We have assumed for purposes of rendering the opinions set forth herein, without any verification by us, the genuineness of all signatures, the legal capacity of all natural persons to execute and deliver documents, the authenticity and completeness of documents submitted to us as originals, the completeness and conformity with authentic original documents of all documents submitted to us as copies, and that all documents, books and records made available to us by the Company are accurate and complete.

 

Based upon, subject to and limited by the foregoing, we are of the opinion that:

 

1.The Shares have been duly authorized by the Company and, upon issuance, delivery and payment therefor in the manner contemplated by the Registration Statement and the Prospectus, will be validly issued, fully paid and nonassessable.

 

2.The Pre-Funded Warrants, Common Warrants and the Placement Agent Warrants have been duly authorized by the Company and, when executed and delivered by the Company in the manner contemplated by the Registration Statement and the Prospectus, will constitute valid and binding obligations of the Company, enforceable against the Company in accordance with their respective terms, except (i) as such enforceability may be limited by bankruptcy, insolvency, reorganization or similar laws affecting creditors’ rights generally and by general equitable principles (regardless of whether enforceability is considered in a proceeding in equity or at law), (ii) as enforceability of any indemnification or contribution provision may be limited under the federal and state securities laws, (iii) that the remedy of specific performance and injunctive and other forms of equitable relief may be subject to the equitable defenses and to the discretion of the court before which any proceeding therefor may be brought and (iv) that we express no opinion as to whether a state court outside of the State of New York or a federal court of the United States would give effect to the choice of New York law provided for in the Pre-Funded Warrants, Common Warrants and Placement Agent Warrants.

 

3.The Warrant Shares have been duly authorized by the Company and, when issued, delivered and paid for upon valid exercise in accordance with the terms of the Pre-Funded Warrants, Common Warrants or Placement Agent Warrants, as applicable, will be validly issued, fully paid and nonassessable.

  

We are members of the Bar of the State of New York.
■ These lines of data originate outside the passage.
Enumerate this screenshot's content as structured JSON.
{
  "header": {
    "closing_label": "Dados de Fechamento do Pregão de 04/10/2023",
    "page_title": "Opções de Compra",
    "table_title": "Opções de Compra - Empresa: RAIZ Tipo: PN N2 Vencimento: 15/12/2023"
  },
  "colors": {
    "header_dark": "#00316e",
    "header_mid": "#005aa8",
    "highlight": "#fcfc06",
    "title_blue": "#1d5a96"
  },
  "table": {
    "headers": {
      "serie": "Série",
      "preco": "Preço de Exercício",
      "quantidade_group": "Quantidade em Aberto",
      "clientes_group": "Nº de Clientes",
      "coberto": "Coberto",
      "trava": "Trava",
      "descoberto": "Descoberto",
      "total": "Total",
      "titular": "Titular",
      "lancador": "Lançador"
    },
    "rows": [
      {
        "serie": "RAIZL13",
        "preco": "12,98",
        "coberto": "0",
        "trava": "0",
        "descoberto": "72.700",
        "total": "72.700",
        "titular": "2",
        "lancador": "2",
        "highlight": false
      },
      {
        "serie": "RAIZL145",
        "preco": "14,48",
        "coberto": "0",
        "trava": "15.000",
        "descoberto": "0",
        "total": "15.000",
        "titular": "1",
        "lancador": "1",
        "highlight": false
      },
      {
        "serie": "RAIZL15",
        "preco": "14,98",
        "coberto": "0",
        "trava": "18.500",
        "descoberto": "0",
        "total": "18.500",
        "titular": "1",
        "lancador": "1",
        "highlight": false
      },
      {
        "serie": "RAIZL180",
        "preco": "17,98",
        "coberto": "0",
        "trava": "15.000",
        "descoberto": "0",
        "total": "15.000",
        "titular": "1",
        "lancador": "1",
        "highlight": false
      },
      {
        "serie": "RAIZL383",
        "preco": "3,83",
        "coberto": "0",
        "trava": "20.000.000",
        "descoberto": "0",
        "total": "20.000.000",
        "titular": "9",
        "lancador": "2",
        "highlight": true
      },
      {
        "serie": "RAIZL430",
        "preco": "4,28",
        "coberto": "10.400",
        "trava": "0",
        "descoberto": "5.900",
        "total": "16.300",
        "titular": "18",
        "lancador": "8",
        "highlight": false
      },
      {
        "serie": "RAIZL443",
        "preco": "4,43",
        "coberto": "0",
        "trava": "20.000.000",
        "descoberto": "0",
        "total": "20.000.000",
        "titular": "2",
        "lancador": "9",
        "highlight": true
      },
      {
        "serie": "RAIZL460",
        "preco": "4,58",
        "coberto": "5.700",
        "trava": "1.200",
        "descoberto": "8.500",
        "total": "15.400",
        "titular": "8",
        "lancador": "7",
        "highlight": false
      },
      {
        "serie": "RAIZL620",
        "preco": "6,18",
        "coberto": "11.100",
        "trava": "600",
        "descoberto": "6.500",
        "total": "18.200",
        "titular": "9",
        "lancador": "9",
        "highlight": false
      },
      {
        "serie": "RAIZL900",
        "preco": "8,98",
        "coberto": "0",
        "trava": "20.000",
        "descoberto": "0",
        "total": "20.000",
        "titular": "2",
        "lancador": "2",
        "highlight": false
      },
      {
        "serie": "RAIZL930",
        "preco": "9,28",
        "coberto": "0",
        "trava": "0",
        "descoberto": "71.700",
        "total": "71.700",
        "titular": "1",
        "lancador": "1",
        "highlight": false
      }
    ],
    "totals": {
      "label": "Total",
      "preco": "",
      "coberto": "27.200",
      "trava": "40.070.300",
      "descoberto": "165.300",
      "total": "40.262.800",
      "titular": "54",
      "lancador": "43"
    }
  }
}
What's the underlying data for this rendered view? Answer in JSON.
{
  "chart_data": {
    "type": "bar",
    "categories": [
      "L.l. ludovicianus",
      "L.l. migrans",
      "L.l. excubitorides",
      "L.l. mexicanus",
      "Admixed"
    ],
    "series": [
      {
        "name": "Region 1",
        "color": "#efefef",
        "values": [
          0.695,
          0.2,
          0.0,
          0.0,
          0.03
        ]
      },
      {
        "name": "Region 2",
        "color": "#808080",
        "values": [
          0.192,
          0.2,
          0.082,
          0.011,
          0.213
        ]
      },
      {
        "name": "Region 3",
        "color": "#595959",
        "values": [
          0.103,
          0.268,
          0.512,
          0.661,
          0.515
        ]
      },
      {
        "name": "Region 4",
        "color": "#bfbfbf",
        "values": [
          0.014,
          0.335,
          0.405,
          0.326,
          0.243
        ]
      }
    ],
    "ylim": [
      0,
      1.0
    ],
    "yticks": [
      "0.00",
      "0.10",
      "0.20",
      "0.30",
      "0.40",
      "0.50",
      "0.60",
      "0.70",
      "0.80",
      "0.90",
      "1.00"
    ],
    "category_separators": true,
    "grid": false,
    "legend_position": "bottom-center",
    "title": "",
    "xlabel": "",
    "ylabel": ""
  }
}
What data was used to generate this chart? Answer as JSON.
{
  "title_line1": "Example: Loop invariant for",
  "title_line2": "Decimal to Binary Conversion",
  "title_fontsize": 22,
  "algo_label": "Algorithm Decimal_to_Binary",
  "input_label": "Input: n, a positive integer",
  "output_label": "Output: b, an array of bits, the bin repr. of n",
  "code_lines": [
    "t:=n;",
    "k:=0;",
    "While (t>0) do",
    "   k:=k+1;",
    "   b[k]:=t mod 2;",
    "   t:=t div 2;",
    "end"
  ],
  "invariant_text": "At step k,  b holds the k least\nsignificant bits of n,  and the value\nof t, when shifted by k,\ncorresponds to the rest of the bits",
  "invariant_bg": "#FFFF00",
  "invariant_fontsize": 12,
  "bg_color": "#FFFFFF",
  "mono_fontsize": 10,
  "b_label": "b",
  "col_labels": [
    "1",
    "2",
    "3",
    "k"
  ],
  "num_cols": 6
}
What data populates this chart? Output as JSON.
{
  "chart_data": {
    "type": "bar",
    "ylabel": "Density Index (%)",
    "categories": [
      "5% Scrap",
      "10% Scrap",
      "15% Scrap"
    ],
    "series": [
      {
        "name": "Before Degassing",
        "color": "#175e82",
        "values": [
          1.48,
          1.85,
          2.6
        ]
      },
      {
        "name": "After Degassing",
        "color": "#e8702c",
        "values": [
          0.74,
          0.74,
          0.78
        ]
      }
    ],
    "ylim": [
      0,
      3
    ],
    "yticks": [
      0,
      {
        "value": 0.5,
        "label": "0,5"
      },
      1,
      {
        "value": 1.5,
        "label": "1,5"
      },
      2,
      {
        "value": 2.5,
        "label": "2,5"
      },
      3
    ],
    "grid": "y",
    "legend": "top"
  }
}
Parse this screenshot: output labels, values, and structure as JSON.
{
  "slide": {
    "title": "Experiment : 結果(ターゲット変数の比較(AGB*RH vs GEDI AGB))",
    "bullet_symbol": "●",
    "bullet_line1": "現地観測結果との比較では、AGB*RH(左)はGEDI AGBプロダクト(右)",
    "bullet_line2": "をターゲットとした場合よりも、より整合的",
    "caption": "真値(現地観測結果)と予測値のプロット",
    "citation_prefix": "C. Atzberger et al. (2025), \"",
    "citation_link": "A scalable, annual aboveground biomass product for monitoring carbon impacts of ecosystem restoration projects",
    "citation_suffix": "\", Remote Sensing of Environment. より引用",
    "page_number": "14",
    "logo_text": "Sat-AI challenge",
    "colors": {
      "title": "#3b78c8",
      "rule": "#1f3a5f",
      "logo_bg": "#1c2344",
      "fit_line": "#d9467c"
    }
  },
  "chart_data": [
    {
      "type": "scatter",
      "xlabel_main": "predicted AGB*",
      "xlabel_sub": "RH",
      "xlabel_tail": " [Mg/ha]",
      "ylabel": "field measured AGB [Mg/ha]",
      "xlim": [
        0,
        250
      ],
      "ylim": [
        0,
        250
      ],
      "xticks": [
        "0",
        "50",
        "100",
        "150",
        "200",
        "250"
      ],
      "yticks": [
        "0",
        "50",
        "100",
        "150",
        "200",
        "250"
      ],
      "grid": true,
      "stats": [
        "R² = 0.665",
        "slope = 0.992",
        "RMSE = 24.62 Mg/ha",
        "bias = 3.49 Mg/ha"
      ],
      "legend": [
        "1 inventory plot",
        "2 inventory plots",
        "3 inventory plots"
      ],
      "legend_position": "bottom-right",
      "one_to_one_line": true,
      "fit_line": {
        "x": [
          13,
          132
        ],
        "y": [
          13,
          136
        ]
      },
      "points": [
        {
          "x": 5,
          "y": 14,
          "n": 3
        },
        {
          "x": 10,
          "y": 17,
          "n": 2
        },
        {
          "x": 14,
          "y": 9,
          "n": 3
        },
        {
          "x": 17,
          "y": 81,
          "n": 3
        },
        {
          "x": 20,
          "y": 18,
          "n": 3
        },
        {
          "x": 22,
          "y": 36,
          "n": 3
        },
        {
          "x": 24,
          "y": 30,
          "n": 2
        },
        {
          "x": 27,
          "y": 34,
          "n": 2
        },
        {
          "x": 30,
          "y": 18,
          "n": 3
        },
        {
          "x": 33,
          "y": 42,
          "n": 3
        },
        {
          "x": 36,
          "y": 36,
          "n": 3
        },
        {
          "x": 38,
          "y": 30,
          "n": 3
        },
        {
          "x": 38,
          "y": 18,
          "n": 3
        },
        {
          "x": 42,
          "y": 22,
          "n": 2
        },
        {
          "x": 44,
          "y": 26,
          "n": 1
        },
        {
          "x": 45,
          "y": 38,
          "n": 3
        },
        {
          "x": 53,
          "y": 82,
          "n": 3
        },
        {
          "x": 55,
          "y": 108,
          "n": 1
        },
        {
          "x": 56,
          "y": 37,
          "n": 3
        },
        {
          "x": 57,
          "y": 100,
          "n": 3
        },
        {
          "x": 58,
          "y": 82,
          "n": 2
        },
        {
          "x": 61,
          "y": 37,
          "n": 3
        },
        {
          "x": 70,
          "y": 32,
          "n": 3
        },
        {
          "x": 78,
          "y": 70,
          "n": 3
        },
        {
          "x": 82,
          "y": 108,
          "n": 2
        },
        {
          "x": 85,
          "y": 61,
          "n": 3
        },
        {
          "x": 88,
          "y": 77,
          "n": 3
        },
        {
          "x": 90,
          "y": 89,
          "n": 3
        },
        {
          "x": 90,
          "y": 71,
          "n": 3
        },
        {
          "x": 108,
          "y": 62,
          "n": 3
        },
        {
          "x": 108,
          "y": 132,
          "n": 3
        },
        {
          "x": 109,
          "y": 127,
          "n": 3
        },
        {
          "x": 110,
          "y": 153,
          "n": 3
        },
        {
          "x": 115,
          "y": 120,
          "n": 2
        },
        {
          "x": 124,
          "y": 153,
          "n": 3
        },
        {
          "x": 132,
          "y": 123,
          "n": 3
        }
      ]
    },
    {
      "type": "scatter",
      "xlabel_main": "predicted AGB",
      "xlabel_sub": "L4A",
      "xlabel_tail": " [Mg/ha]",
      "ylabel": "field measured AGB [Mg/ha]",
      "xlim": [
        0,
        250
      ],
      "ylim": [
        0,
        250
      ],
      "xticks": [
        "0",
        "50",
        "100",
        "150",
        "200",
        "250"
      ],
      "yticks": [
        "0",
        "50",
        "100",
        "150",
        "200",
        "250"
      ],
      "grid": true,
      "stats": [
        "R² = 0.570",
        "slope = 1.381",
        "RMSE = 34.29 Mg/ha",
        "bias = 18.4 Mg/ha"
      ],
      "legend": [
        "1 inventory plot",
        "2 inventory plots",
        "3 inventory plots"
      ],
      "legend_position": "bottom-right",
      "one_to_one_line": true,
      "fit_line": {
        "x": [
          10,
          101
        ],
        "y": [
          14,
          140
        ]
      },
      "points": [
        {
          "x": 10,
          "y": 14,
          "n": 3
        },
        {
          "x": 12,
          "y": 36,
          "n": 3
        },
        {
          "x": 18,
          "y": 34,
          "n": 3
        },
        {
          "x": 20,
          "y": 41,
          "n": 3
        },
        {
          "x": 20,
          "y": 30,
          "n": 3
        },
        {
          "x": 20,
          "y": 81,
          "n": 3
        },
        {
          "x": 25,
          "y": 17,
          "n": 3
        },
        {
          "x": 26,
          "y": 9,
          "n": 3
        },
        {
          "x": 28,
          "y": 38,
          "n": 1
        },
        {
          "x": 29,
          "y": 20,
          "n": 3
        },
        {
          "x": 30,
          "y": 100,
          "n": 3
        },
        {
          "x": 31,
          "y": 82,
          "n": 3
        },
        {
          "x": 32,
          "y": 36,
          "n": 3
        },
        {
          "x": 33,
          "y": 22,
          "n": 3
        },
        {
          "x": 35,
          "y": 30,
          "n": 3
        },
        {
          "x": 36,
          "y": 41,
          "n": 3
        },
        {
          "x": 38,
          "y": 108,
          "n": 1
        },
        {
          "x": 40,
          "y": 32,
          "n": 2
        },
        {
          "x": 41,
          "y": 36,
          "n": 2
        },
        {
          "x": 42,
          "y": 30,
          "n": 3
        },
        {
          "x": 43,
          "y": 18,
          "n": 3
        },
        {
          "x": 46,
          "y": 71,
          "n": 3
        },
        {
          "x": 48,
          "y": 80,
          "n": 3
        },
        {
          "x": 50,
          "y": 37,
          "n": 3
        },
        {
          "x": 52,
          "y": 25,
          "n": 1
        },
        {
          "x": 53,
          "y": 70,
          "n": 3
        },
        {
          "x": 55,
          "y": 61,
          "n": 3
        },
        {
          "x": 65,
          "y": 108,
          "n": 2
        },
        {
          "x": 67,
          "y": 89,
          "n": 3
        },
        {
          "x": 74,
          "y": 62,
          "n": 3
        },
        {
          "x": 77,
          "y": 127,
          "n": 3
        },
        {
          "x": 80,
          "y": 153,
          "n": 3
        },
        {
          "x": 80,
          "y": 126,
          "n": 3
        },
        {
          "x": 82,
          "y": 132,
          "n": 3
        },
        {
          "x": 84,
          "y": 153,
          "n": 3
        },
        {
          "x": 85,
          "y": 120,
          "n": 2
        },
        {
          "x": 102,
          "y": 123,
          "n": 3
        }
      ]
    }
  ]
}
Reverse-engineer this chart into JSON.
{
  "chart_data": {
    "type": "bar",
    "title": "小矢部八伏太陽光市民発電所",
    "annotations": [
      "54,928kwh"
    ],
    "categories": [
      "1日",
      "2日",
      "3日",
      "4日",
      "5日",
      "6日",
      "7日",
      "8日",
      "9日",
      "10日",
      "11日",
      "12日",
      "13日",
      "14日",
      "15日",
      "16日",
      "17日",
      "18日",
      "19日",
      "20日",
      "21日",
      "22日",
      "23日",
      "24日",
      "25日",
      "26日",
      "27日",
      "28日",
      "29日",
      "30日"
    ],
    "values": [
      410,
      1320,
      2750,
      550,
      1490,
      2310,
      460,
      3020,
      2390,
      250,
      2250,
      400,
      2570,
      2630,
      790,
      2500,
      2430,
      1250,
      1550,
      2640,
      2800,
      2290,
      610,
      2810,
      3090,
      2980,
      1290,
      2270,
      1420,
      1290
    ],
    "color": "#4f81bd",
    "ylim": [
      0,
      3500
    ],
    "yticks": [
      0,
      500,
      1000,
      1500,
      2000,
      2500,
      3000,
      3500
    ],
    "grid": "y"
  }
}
We do not express any opinion as to the effect of any laws other than the laws of the State of New York and the General Corporation Law of the State of Delaware, and the federal laws of the United States of America, as in effect on the date hereof.

 

This letter speaks only at and as of its date and is based solely on the facts and circumstances known to us at and as of such date. We assume no obligation to revise or supplement this letter to reflect any facts or circumstances that may hereafter come to our attention or any changes in fact or law that may hereafter occur.

 

 

 

April 2, 2026

Page 3

 

We hereby consent to the filing of this opinion in accordance with the requirements of Item 601(b)(5) of Regulation S-K promulgated under the Act with the Commission as an exhibit to the Current Report on Form 8-K to be filed by the Company in connection with the issuance and sale of the Securities and to the use of our name in the Prospectus under the caption “Legal Matters.” In giving such consent, we do not hereby admit that we are in the category of persons whose consent is required under Section 7 of the Act or the rules and regulations of the Commission.